First thing’s first. I’m not completely a pacifist. I actually think violence can be justified in some circumstances, like self-defense or in defense of others. But when it comes to children, I am completely a pacifist. I don’t think striking a child is ever warranted. Ever. And, for me, even raising my voice to them is a little difficult. My type of discipline looks a little bit different.
I know a lot of people think that swatting kids’ booties in the grocery store when they are acting a fool is ok, but I don’t. And I really can’t stand when someone threatens a “whooping.” I don’t ever want my children to behave just because they are scared of me hitting or hurting them. Think about that … your child being afraid you might hurt them. Of course, that’s the last thing I’d ever want to do.
And this is why, as a fairly new parent of two little boys, I am discovering one of parenting’s grittiest challenges: discipline. I don’t care if you are indeed a spanker, or a yeller, or a time-outer, or a look-of-deather—discipline sucks no matter how you approach it. I am constantly challenged with being consistent with disciplining my kids; and I’m also constantly questioning if my methods are even effective.
This topic causes a little friction with my husband as well—he thinks I don’t discipline at all; but, of course, I do (eyeroll). We ultimately agree, I think, on the ways in which we intend to discipline our children; but it took a million conversations to get there, and it’s still a work in progress. I swear, it’s one of the topics that should be discussed and agreed upon before people get married, and especially before they have children, because discipline is more than a collection of tactics … it’s a lifestyle.
One time, when I was venting about the challenges of disciplining my children—at Kindermusik, of all places—the instructor said something that really stuck with me. “You know, Cara,” she said with a confident and informed look, “It’s easy to be a bad parent. It’s hard to be a good one.” And I think of that statement every time I need to send my child to time-out. It’s hard to be a good parent. It’s hard to set boundaries. It’s hard to be stern. It’s hard to hurt their feelings. But I have to do it … for them.
And once I get a handle on my disciplinary approach for the here and now, I am still kept up at night, thinking of discipline challenges to come. How do I deal with my two children responding to the same form of discipline completely differently?
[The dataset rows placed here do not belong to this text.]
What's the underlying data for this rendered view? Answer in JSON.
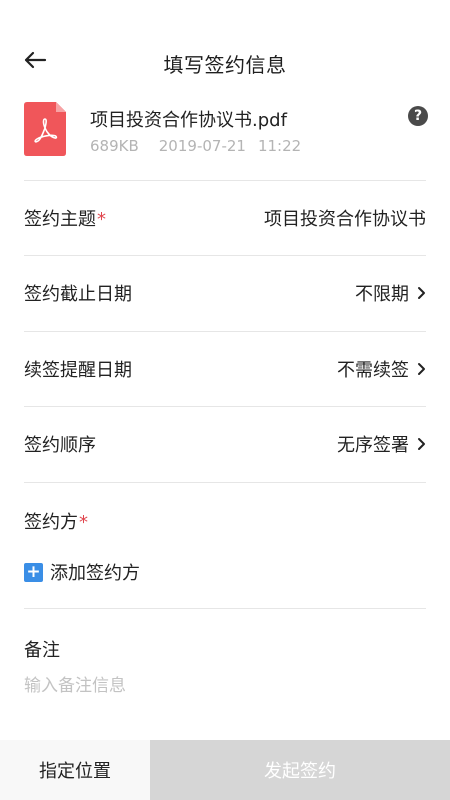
{
  "header": {
    "title": "填写签约信息",
    "back_icon": "arrow-left-icon"
  },
  "file": {
    "name": "项目投资合作协议书.pdf",
    "size": "689KB",
    "date": "2019-07-21",
    "time": "11:22",
    "icon": "pdf-file-icon",
    "icon_color": "#f0565a",
    "help_icon": "question-mark-icon",
    "help_glyph": "?"
  },
  "form": {
    "subject": {
      "label": "签约主题",
      "required_mark": "*",
      "value": "项目投资合作协议书"
    },
    "deadline": {
      "label": "签约截止日期",
      "value": "不限期"
    },
    "reminder": {
      "label": "续签提醒日期",
      "value": "不需续签"
    },
    "order": {
      "label": "签约顺序",
      "value": "无序签署"
    },
    "signers": {
      "label": "签约方",
      "required_mark": "*",
      "add_label": "添加签约方",
      "add_icon": "plus-icon"
    },
    "note": {
      "label": "备注",
      "placeholder": "输入备注信息",
      "value": ""
    }
  },
  "footer": {
    "position_label": "指定位置",
    "start_label": "发起签约"
  },
  "colors": {
    "required": "#e0454d",
    "accent": "#3a8ee6",
    "disabled_button": "#d6d6d6",
    "pdf_red": "#f0565a"
  }
}
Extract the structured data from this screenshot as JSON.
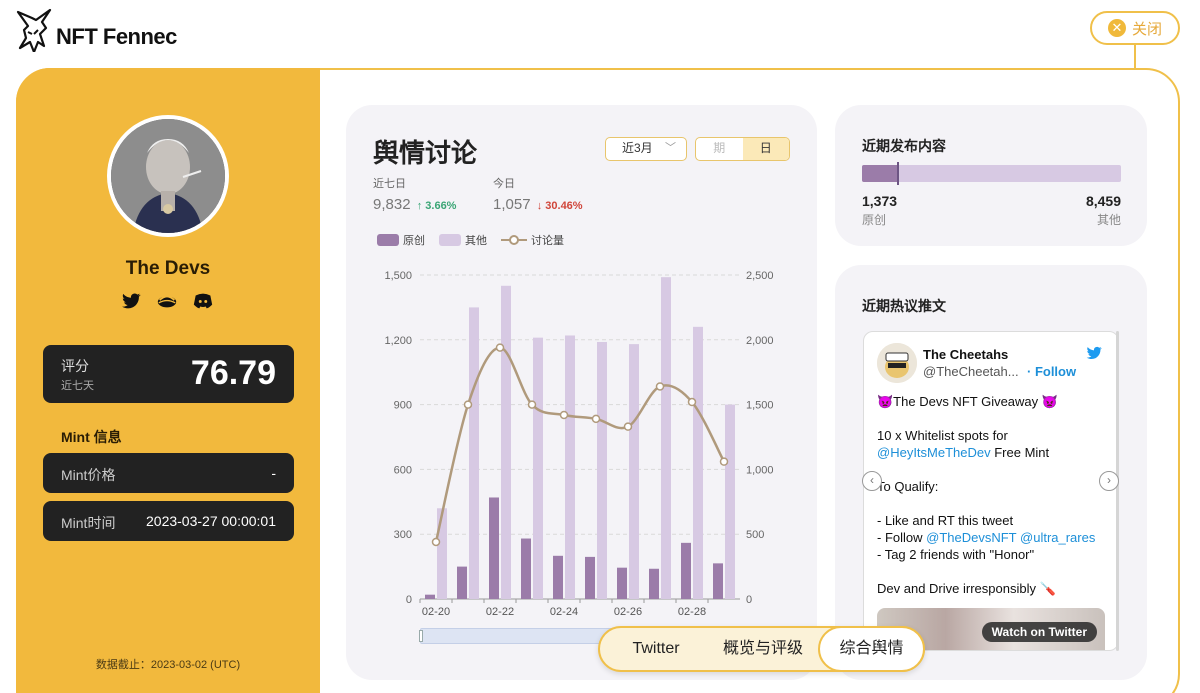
{
  "header": {
    "brand": "NFT Fennec",
    "close_label": "关闭"
  },
  "profile": {
    "name": "The Devs",
    "socials": [
      "twitter-icon",
      "opensea-icon",
      "discord-icon"
    ],
    "score_label": "评分",
    "score_sub": "近七天",
    "score_value": "76.79",
    "mint_title": "Mint 信息",
    "mint_price_label": "Mint价格",
    "mint_price_value": "-",
    "mint_time_label": "Mint时间",
    "mint_time_value": "2023-03-27 00:00:01",
    "data_cutoff": "数据截止：2023-03-02 (UTC)"
  },
  "discussion": {
    "title": "舆情讨论",
    "range_value": "近3月",
    "granularity_options": [
      "期",
      "日"
    ],
    "granularity_selected": "日",
    "stats": [
      {
        "label": "近七日",
        "value": "9,832",
        "change": "↑ 3.66%",
        "direction": "up"
      },
      {
        "label": "今日",
        "value": "1,057",
        "change": "↓ 30.46%",
        "direction": "down"
      }
    ],
    "legend": [
      "原创",
      "其他",
      "讨论量"
    ]
  },
  "chart_data": {
    "type": "bar",
    "categories": [
      "02-20",
      "02-21",
      "02-22",
      "02-23",
      "02-24",
      "02-25",
      "02-26",
      "02-27",
      "02-28",
      "03-01"
    ],
    "x_tick_labels": [
      "02-20",
      "02-22",
      "02-24",
      "02-26",
      "02-28"
    ],
    "series": [
      {
        "name": "原创",
        "values": [
          20,
          150,
          470,
          280,
          200,
          195,
          145,
          140,
          260,
          165
        ],
        "color": "#9b7ca9",
        "axis": "left"
      },
      {
        "name": "其他",
        "values": [
          420,
          1350,
          1450,
          1210,
          1220,
          1190,
          1180,
          1490,
          1260,
          900
        ],
        "color": "#d7c9e3",
        "axis": "left"
      },
      {
        "name": "讨论量",
        "type": "line",
        "values": [
          440,
          1500,
          1940,
          1500,
          1420,
          1390,
          1330,
          1640,
          1520,
          1060
        ],
        "color": "#b09a7c",
        "axis": "right"
      }
    ],
    "y_left": {
      "ticks": [
        "0",
        "300",
        "600",
        "900",
        "1,200",
        "1,500"
      ],
      "lim": [
        0,
        1500
      ]
    },
    "y_right": {
      "ticks": [
        "0",
        "500",
        "1,000",
        "1,500",
        "2,000",
        "2,500"
      ],
      "lim": [
        0,
        2500
      ]
    },
    "grid": true
  },
  "published": {
    "title": "近期发布内容",
    "original_count": "1,373",
    "original_label": "原创",
    "other_count": "8,459",
    "other_label": "其他",
    "original_share": 0.14
  },
  "hot_tweets": {
    "title": "近期热议推文",
    "tweet": {
      "author": "The Cheetahs",
      "handle": "@TheCheetah...",
      "follow": "· Follow",
      "line1": "👿The Devs NFT Giveaway 👿",
      "line2a": "10 x Whitelist spots for",
      "line2b_link": "@HeyItsMeTheDev",
      "line2b_rest": " Free Mint",
      "line3": "To Qualify:",
      "line4": "- Like and RT this tweet",
      "line5_pre": "- Follow ",
      "line5_link1": "@TheDevsNFT",
      "line5_mid": " ",
      "line5_link2": "@ultra_rares",
      "line6": "- Tag 2 friends with \"Honor\"",
      "line7": "Dev and Drive irresponsibly 🪛",
      "media_label": "Watch on Twitter"
    }
  },
  "tabs": [
    "Twitter",
    "概览与评级",
    "综合舆情"
  ],
  "active_tab": "综合舆情"
}
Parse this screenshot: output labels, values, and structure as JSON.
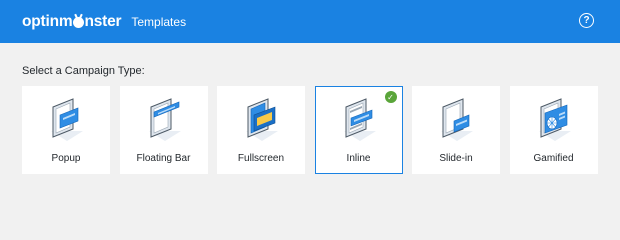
{
  "header": {
    "logo_before": "optinm",
    "logo_after": "nster",
    "title": "Templates",
    "help_icon": "question-circle-icon",
    "help_glyph": "?"
  },
  "main": {
    "section_label": "Select a Campaign Type:",
    "selected_type": "Inline",
    "types": [
      {
        "label": "Popup",
        "icon": "popup-icon"
      },
      {
        "label": "Floating Bar",
        "icon": "floating-bar-icon"
      },
      {
        "label": "Fullscreen",
        "icon": "fullscreen-icon"
      },
      {
        "label": "Inline",
        "icon": "inline-icon"
      },
      {
        "label": "Slide-in",
        "icon": "slide-in-icon"
      },
      {
        "label": "Gamified",
        "icon": "gamified-icon"
      }
    ]
  },
  "colors": {
    "brand_blue": "#1a82e2",
    "check_green": "#5aa53a",
    "background": "#f1f1f1"
  }
}
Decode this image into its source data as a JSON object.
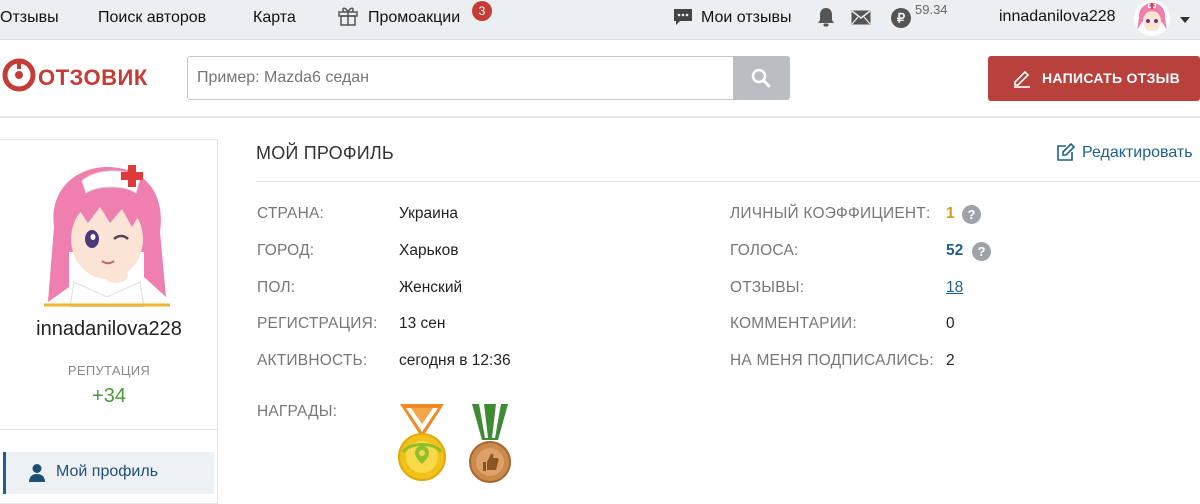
{
  "topnav": {
    "reviews": "Отзывы",
    "author_search": "Поиск авторов",
    "map": "Карта",
    "promos": "Промоакции",
    "promos_badge": "3",
    "my_reviews": "Мои отзывы",
    "coin_value": "59.34",
    "username": "innadanilova228",
    "icons": [
      "gift-icon",
      "chat-icon",
      "bell-icon",
      "mail-icon",
      "ruble-coin-icon"
    ]
  },
  "header": {
    "logo_text": "ОТЗОВИК",
    "search_placeholder": "Пример: Mazda6 седан",
    "write_button": "НАПИСАТЬ ОТЗЫВ"
  },
  "sidebar": {
    "username": "innadanilova228",
    "reputation_label": "РЕПУТАЦИЯ",
    "reputation_value": "+34",
    "menu_active": "Мой профиль"
  },
  "profile": {
    "title": "МОЙ ПРОФИЛЬ",
    "edit_label": "Редактировать",
    "left_fields": [
      {
        "label": "СТРАНА:",
        "value": "Украина"
      },
      {
        "label": "ГОРОД:",
        "value": "Харьков"
      },
      {
        "label": "ПОЛ:",
        "value": "Женский"
      },
      {
        "label": "РЕГИСТРАЦИЯ:",
        "value": "13 сен"
      },
      {
        "label": "АКТИВНОСТЬ:",
        "value": "сегодня в 12:36"
      }
    ],
    "right_fields": [
      {
        "label": "ЛИЧНЫЙ КОЭФФИЦИЕНТ:",
        "value": "1"
      },
      {
        "label": "ГОЛОСА:",
        "value": "52"
      },
      {
        "label": "ОТЗЫВЫ:",
        "value": "18"
      },
      {
        "label": "КОММЕНТАРИИ:",
        "value": "0"
      },
      {
        "label": "НА МЕНЯ ПОДПИСАЛИСЬ:",
        "value": "2"
      }
    ],
    "awards_label": "НАГРАДЫ:",
    "help_mark": "?"
  },
  "colors": {
    "brand_red": "#c53b35",
    "link_blue": "#1e5f8b",
    "reputation_green": "#4a9a3a",
    "coef_gold": "#d49a14"
  }
}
Will such inconsistency undermine all of my efforts? Or what about when they go to a friend’s house and see something different? Better yet, how do I handle challenges to my discipline efforts from close family members?
I’m looking forward to the day when my children are mature enough to understand the consequences of their actions—when they begin to understand the benefits of their own good behavior. I’m hoping that as they grow up, I will have an easier time getting them to comprehend losing privileges, e.g., being grounded or losing screen time. I want to continue to use exponentially more positive reinforcement than negative. And I want to teach them what an apology really means, hoping they will feel sorry for their wrongs and want to express that. At least that’s my plan right now.
I don’t want to yell (although I have). I don’t want to make my children stand in time-out (although I do). I don’t want to threaten to take a toy or a snack or a juice cup away when it is thrown across the room (although I do). And it all sucks. I would rather just look the other way. Honestly, that’s the easiest thing to do in the short term—for their little hearts and for mine.
Some of you might be thinking that’s what’s wrong with me—that I should have gotten a “whooping” or two myself. Better yet, now when you see my children misbehaving when we are out, you might say under your breath to your friend, “She’s the one who doesn’t spank her children. That’s why they are so crazy.”
Say what you want. They might be a little unruly; but they are kids. And the last thing I ever want to do is “hit” that out of them. In the meantime, I will continue to struggle with developing the right discipline strategy for my children.